Being a two time cancer survivor, I have been exposed to many of these break through stories through the now 7 years of being on this awful journey. I've learned to not get excited unless a particular therapy reaches phase 2 trials. Even phase 1 provides a little hope. But when a particular break through has only been demonstrated in a lab or in animal tests, I don't get excited at all.

What they're talking about has been done with other immunotherapy techniques. Look up the TIL treatment currently being done at NIH. 60 Minutes did a story on this and the person they profiled in the story is a member of a colon cancer support forum I'm a part of. She started a long running and large thread there detailing her experience with information about TIL. In a nut shell, the doctors did a genetic analysis of her tumor and then modified her immune cells to target her specific tumor cells.

Many people don't understand cancers are different among each type of cancers and within a category of cancer, you have many differences within. This is what makes cancer so hard to treat because no one person really has the same type of cancer even though they're in the same category. For a solid tumor cancer such as colon cancer, there are so many genetic variants which if one has a specific genetic mutation would make specific drugs either effective or ineffective. If you're KRAS Wild, then Erbitux is a drug option but if one is KRAS Mutant, Erbitux is totally ineffective. If your MSI-high, then you have immunotherapy options. But if your MSS, then the current immunotherapies will not work at all. And unfortunately, most colon cancer patients are MSS. There are also other mutations tracked with colon cancer such as BRAF.

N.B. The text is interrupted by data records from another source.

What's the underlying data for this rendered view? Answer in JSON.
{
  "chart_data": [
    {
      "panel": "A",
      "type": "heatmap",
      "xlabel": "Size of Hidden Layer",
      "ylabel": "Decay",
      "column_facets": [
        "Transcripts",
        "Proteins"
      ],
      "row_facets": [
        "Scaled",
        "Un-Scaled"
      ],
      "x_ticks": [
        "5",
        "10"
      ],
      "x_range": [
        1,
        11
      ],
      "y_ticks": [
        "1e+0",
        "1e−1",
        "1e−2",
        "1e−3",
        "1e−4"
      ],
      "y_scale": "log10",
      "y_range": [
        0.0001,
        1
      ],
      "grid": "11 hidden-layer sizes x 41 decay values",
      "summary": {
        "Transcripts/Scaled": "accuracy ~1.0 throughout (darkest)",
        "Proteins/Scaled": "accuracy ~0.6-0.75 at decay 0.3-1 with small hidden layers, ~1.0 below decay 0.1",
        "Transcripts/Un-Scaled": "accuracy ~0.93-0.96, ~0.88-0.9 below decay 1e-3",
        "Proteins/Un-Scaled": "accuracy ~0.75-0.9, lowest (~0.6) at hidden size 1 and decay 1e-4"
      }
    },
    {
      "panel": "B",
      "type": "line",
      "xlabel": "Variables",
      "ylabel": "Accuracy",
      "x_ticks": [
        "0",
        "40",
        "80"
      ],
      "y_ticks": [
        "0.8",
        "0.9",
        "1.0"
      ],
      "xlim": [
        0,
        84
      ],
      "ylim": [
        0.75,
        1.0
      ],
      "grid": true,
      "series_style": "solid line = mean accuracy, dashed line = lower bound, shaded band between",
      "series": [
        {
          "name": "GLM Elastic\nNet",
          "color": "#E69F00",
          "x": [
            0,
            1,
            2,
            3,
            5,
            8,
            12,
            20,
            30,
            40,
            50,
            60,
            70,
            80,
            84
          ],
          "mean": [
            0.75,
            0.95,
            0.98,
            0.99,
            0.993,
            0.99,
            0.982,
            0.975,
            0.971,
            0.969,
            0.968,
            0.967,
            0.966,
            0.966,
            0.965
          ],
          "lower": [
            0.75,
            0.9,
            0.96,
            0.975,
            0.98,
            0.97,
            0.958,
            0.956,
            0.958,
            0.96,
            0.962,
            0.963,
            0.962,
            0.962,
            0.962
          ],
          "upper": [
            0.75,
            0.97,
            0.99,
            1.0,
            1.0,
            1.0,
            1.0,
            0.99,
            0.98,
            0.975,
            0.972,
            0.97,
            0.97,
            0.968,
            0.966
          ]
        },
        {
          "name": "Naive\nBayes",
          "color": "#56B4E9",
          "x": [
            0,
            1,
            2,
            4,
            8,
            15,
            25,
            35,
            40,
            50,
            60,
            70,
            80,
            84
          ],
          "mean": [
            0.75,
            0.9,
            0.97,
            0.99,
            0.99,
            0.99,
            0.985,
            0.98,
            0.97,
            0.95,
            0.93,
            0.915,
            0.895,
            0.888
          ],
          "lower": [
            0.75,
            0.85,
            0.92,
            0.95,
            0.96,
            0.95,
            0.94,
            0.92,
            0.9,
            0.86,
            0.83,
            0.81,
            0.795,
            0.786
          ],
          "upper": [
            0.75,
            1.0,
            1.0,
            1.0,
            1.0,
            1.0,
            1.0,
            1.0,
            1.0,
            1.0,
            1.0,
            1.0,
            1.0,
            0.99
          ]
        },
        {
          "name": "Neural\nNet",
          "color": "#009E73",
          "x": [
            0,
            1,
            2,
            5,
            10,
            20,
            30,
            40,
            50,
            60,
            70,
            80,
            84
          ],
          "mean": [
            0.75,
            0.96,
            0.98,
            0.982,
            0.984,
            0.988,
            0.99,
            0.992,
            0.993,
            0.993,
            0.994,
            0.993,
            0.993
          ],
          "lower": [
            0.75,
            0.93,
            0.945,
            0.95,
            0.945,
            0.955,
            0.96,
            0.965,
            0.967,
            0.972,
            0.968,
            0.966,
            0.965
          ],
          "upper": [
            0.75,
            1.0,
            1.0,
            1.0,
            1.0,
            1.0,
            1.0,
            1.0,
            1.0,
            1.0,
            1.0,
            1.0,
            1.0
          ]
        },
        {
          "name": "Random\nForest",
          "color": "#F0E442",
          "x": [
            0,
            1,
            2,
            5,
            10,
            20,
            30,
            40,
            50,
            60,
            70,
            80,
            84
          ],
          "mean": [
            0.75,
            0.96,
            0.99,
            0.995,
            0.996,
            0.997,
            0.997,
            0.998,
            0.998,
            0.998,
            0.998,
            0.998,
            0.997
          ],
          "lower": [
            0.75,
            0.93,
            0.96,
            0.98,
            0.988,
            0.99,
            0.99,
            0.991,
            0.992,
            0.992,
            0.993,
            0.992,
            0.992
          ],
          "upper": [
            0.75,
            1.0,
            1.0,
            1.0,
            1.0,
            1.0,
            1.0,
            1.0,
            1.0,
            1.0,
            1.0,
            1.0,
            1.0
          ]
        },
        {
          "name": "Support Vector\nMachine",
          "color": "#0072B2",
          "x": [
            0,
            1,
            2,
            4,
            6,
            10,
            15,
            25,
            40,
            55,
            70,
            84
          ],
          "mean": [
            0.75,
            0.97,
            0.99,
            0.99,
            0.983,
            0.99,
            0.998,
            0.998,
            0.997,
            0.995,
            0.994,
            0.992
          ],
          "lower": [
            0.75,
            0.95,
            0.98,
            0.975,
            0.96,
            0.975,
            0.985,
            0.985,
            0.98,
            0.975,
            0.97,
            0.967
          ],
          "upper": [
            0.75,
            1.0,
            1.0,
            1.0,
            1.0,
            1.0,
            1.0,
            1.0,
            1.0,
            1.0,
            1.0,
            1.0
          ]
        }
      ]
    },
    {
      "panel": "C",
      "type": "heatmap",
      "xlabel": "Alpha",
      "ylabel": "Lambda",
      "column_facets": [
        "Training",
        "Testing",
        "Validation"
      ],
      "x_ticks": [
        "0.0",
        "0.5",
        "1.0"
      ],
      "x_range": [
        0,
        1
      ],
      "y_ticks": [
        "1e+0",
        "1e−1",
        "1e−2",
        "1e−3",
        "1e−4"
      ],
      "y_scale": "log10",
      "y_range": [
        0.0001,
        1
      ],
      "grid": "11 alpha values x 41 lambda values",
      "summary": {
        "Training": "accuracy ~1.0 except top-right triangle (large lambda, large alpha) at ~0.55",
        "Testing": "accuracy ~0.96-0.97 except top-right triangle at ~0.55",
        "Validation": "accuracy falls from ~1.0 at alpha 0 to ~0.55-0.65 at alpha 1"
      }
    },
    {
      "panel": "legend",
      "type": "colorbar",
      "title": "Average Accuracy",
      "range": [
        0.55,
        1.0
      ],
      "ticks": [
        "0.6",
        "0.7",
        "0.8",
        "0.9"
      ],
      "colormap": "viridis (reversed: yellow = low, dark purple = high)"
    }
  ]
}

This is why you're seeing buzz word statements being thrown around by many advertisements called targeted cancer treatment or individualized cancer treatment. More patients are going through genetic testing to see what mutations are present in their tumors so targeted therapies can be created to treat that person's specific cancer. The insidious issue with cancer is what you learn in your biology class with genetics. Because of the fast replication rate of cancer cells, eventually cancer cells mutate to adapt and work around any drug treatment. This is why immunotherapy is such a hot area of research. And to put things in perspective, the main line drug used to treat colon cancer is still 5FU. 5FU is a DNA scrambler that affects fast replicating cells....ie cancer cells. But unfortunately, cells in the GI tract are also of this type of profile hence all of the nasty side effects. 5FU was created, if I remember correctly, back in the late 40s. This should tell you how daunting finding a cure for cancer is.